9/11 Memorial Pools Page
Updated October 2024
Posted November 2021
In April 2003 they launched an international competition to choose a design for a permanent memorial at the World Trade Center site.
- There were 5,201 submissions from 63 countries.
- Entries were judged by a 13-person jury.
- In January 2004, the design submitted by architect Michael Arad and landscape architect Peter Walker, Reflecting Absence, was chosen as the winning entry. Their design features twin waterfall pools surrounded by bronze parapets that list the names of the victims of the 9/11 attacks and the 1993 World Trade Center bombing. The pools are set within a plaza where more than 400 swamp white oak trees grow.
The Memorial opened on September 11, 2011.
Ten years after the 9/11 attacks.
- The focal points of the Memorial are two pools, each nearly an acre in size, that sit in the footprints of the former North and South Towers.
- The pools contain the largest man-made waterfalls in North America, each descending 30 feet into a square basin.
- From there, the water in each pool drops another 20 feet and disappears into a smaller, central void. Although water flows into the voids, they can never be filled.
9/11 Memorial & Museum:
- The National September 11 Memorial & Museum is a memorial and museum in New York City commemorating the September 11, 2001 attacks, which killed 2,977 people, and the 1993 World Trade Center bombing, which killed six.
- The memorial is located at the World Trade Center site, the former location of the Twin Towers that were destroyed during the September 11 attacks.
- It is operated by a non-profit institution whose mission is to raise funds for, program, and operate the memorial and museum at the World Trade Center site.
- A memorial was planned in the immediate aftermath of the attacks and destruction of the World Trade Center for the victims and those involved in rescue and recovery operations.
- The winner of the World Trade Center Site Memorial Competition was Israeli-American architect Michael Arad of Handel Architects, a New York- and San Francisco-based firm.
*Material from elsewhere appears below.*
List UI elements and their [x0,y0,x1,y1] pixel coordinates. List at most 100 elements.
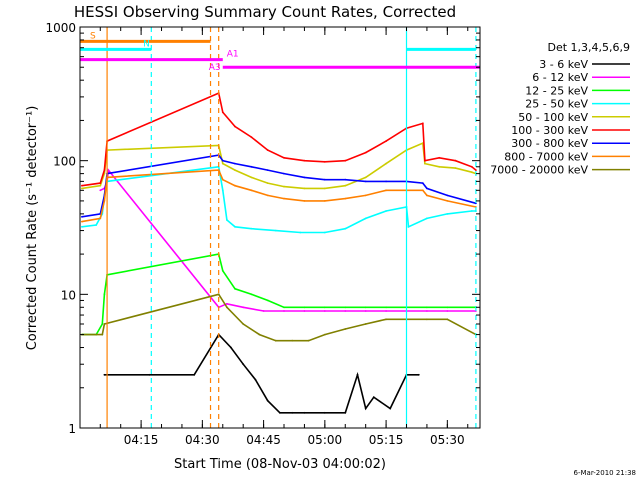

Arad worked with landscape-architecture firm Peter Walker and Partners on the design, creating a forest of swamp white oak trees with two square reflecting pools in the center marking where the Twin Towers stood.
- In August 2006, the World Trade Center Memorial Foundation and the Port Authority of New York and New Jersey began heavy construction on the memorial and museum.
- The design is consistent with the original master plan by Daniel Libeskind, which called for the memorial to be 30 feet below street level—originally 70 feet—in a plaza, and was the only finalist to disregard Libeskind's requirement that the buildings overhang the footprints of the Twin Towers.
- The World Trade Center Memorial Foundation was renamed the National September 11 Memorial & Museum in 2007.
- A dedication ceremony commemorating the tenth anniversary of the attacks was held at the memorial on September 11, 2011, and it opened to the public the following day.